There's also a pacing problem on the scene level, where important events are not given any particular weight. Spoiler - When the main character gets violently attacked by the vampire, it's unclear what has happened for several pages, because there's one sentence saying basically "my hand was bleeding and my back was on fire" and then a long sequence where that's not mentioned again, and given that everyone is experiencing a lot of hallucinations, it's hard to tell whether to take that literally or whether it even happened. I wasn't sure until the next scene, when he mentioned waking up covered in bandages. And this is a problem throughout. They make a decision to travel to the giant alien thing off-page and it cuts to the crew members traveling to it, where again, it's unclear what they're actually doing until you get to the physical description of landing on the alien thing (and even then, it still requires close reading because of the technological jargon).

It's hard to get invested in a plot when you don't know what's happening, but one of the highlights of the book was its characters. Those I was invested in. Siri's fellow crewmembers include: the Gang of Four, a group of four minds carved out of one brain (and again, not explained - Siri starts talking to Sascha, who hadn't been referenced, and you're left to figure out that this is a different character in the body of another character you've met) and whose speciality is linguistics (yay!) - the Gang of four consists of Susan Jones, the 'mom'/original, Michelle, a synesthete, Sascha, who is angry a lot, and Cruncher, a male who is quiet until he's provoked; Szpindel, a biologist who has had his senses re-wired so that he can feel the results of biological tests; Bates, a military woman who paradoxically believes in compassion for the enemy; and the vampire, Sarasti, whom everyone fears. Siri's main job is to listen to what these people are doing, what they're saying to each other and tell people on Earth how the job is going, and that aspect of the story is entertaining and funny and emotional. But since Earth is a lot farther away than they were supposed to be, his job is kind of obsolete.
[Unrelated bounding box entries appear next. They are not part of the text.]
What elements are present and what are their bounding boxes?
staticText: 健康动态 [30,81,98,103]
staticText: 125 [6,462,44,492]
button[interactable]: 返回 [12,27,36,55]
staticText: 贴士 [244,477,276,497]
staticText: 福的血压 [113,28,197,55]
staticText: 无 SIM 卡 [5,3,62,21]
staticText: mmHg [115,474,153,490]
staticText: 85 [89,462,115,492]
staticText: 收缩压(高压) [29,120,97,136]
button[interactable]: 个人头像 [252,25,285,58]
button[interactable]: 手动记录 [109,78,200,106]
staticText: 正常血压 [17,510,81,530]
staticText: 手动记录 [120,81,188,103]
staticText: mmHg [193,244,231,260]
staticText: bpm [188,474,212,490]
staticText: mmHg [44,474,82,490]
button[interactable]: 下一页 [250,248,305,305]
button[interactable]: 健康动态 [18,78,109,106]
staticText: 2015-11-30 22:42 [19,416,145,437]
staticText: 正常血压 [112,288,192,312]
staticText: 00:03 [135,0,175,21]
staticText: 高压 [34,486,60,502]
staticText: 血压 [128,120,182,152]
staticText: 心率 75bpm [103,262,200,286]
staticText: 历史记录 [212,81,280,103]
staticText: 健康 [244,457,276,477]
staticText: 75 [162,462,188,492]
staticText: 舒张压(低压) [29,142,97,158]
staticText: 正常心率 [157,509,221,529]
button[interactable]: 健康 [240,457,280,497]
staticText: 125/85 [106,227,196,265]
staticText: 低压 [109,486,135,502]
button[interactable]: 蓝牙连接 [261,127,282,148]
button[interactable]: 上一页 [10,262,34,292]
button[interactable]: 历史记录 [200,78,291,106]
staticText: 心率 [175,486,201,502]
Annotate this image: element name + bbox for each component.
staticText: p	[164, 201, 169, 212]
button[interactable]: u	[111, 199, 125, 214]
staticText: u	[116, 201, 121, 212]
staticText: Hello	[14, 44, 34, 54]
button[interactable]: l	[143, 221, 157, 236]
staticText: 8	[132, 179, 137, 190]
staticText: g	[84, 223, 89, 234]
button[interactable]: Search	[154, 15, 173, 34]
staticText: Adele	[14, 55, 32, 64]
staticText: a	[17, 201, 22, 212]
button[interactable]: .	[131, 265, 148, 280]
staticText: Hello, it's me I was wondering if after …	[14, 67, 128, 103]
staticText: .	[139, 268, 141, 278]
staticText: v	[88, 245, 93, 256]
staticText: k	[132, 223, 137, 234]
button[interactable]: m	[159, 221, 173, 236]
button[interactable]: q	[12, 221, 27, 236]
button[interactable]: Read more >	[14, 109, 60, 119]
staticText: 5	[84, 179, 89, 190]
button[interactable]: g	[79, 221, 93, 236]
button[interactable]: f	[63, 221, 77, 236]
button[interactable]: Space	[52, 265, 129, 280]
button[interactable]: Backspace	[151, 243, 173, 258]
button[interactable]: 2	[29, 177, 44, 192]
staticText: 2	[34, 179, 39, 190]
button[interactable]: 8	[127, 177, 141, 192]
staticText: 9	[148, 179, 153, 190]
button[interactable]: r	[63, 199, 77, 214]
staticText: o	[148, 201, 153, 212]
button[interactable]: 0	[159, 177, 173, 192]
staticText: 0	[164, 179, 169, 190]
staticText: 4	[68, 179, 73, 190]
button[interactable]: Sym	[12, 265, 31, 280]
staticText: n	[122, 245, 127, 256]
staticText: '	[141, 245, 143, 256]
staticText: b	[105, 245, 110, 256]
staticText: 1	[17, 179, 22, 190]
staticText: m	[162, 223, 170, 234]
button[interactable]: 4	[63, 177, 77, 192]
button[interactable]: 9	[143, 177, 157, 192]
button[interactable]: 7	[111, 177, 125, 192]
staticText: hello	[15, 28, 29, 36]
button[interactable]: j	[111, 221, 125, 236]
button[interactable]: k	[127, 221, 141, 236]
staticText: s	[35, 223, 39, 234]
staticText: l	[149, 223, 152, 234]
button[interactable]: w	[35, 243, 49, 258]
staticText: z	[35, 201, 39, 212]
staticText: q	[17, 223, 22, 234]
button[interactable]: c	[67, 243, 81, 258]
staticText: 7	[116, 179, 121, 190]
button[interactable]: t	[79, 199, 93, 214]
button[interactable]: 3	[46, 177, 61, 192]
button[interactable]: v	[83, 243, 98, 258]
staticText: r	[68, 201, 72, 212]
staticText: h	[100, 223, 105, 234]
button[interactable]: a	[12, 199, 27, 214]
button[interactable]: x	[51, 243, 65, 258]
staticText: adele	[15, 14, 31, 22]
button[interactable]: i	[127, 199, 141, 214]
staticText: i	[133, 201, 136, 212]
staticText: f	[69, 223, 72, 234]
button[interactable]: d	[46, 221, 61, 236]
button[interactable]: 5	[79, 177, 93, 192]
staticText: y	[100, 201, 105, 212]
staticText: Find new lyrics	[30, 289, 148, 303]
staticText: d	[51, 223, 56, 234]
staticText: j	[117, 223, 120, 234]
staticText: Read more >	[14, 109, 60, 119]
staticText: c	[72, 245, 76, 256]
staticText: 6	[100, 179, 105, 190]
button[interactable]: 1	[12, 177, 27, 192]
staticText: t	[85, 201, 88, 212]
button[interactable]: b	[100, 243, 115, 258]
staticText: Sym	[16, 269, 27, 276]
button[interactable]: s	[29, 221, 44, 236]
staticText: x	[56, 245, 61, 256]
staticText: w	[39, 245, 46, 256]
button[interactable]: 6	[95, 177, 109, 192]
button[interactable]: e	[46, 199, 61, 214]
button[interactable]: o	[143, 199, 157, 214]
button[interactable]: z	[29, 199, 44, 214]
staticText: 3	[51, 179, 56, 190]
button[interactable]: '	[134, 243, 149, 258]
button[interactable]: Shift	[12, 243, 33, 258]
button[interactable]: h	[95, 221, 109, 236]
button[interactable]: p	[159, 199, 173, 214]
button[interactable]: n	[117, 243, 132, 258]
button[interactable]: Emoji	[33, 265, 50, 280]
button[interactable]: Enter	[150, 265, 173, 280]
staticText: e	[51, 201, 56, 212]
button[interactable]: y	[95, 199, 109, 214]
The main point of the book is basically to ask what the nature of consciousness is. All of the crew are either literally not human or incredibly enhanced, and most have messed with their neural structures. The aliens they encounter appear to be conscious, but they quickly realize that even though the aliens are quite intelligent, they're not conscious (spoiler: so the third-act 'reveal' that the smaller alien things are not conscious is really confusing - why the hell is it a reveal? It's treated as a HUGE deal that changes the whole game, but they'd been acting on the assumption that they were non-conscious!). And maybe I'm not in love with this because I'm very familiar with a lot of the weird naturally-occurring disorders of consciousness that they spend a lot of time talking about - blindsight would be the obvious one, but they talk about a lot of stuff I'm familiar with thanks to my cognitive psych background. Very little of the cognitive science is new to me.

I don't know. I wanted to like this a lot. I loved the characters. I thought Siri's backstory was weak - and weird. He hates his mom and loves his dad, even though (seemingly because?) she was the one around when he was a kid and made efforts to make sure he was okay, and he vividly remembers (in his dad's favor) an incident when his dad chokes his mom. I thought maybe they'd indicate that the valence of those early memories was manipulated (because recalling that particular memory was during a conversation about how the memories associated with emotions can be changed)... but it doesn't seem like that was the point. I'm just really conflicted about this book. I don't think the story was strong enough, I don't think the science was particularly fascinating, and I think the writing actively worsened my experience, but I loved the characters and the big ideas and some of the science. I'll probably read either the sequel or try Watts's other trilogy, which is also sci-fi but set under the ocean.